Making of Modern Law
Legal Treatises comprises over 21,000 works from the nineteenth and early twentieth centuries on British Commonwealth and American law, with 14,900 titles from the nineteenth century and 7,100 titles from the years 1900 to 1926. It covers nearly every aspect of law, encompassing a range of analytical, theoretical, and practical literature, some very rare. The monographs and materials in Legal Treatises include casebooks, local practice manuals, books on legal form, works for lay readers, pamphlets, letters, and speeches. The collection is of interest to scholars and patrons interested in domestic and international law, legal history, business and economics, politics and government, national defense, criminology, religion, education, labor and social welfare, and military justice.

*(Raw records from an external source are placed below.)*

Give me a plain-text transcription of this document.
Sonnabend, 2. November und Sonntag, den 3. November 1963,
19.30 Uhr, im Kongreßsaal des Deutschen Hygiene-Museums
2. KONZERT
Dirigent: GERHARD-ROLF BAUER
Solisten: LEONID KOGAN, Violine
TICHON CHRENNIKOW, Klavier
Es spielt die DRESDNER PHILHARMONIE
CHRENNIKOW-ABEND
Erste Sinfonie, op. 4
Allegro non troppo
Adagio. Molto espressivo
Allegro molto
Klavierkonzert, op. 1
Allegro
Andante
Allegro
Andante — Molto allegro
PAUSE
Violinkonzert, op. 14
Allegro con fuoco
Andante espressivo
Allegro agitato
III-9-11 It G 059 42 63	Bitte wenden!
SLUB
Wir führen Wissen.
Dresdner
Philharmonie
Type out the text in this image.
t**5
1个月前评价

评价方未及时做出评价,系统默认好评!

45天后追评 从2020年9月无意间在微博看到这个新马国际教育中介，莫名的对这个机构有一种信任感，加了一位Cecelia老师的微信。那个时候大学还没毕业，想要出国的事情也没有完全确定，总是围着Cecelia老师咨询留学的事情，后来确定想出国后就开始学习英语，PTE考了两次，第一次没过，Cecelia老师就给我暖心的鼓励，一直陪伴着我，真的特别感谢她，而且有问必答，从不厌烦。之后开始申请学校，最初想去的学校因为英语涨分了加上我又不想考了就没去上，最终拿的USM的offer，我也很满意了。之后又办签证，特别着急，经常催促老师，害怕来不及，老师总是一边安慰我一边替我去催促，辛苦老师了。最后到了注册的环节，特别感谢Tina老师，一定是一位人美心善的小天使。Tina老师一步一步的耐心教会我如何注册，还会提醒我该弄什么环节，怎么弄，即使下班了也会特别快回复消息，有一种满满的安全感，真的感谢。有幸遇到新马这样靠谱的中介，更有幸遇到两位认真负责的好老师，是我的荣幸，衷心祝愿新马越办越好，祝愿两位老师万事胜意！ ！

A legal treatise is a monograph or other writing about the law, rather than a transcript of actual laws or actual cases. To describe what legal treatises are, it is necessary to state what they are not: They are not trial transcripts, state documents, collections of laws, or judicial reports. They are secondary source materials that analyze and examine the law, usually a specific law or subject area, encompassing a range of analytical, theoretical, and practical literature.
Works from key legal thinkers, including Bentham, Austin, Maine, Kent, Story, and Holmes are present. The majority of the material is from the Harvard Law School Library. The collection is organized into separate units of British and American Treatises, enabling users to trace the evolution of modern law in Great Britain, Ireland, and the United States
Legal Treatises is considered an essential reference collection for historical and contemporary legal studies. With a range of valuable literature from the most influential writers and key legal thinkers of the time, researchers have the resources to trace the evolution of modern law in Britain and the United States during these periods of monumental changes. These comprehensive collections from the world's foremost law libraries are now available for the first time in a fully searchable, digital format.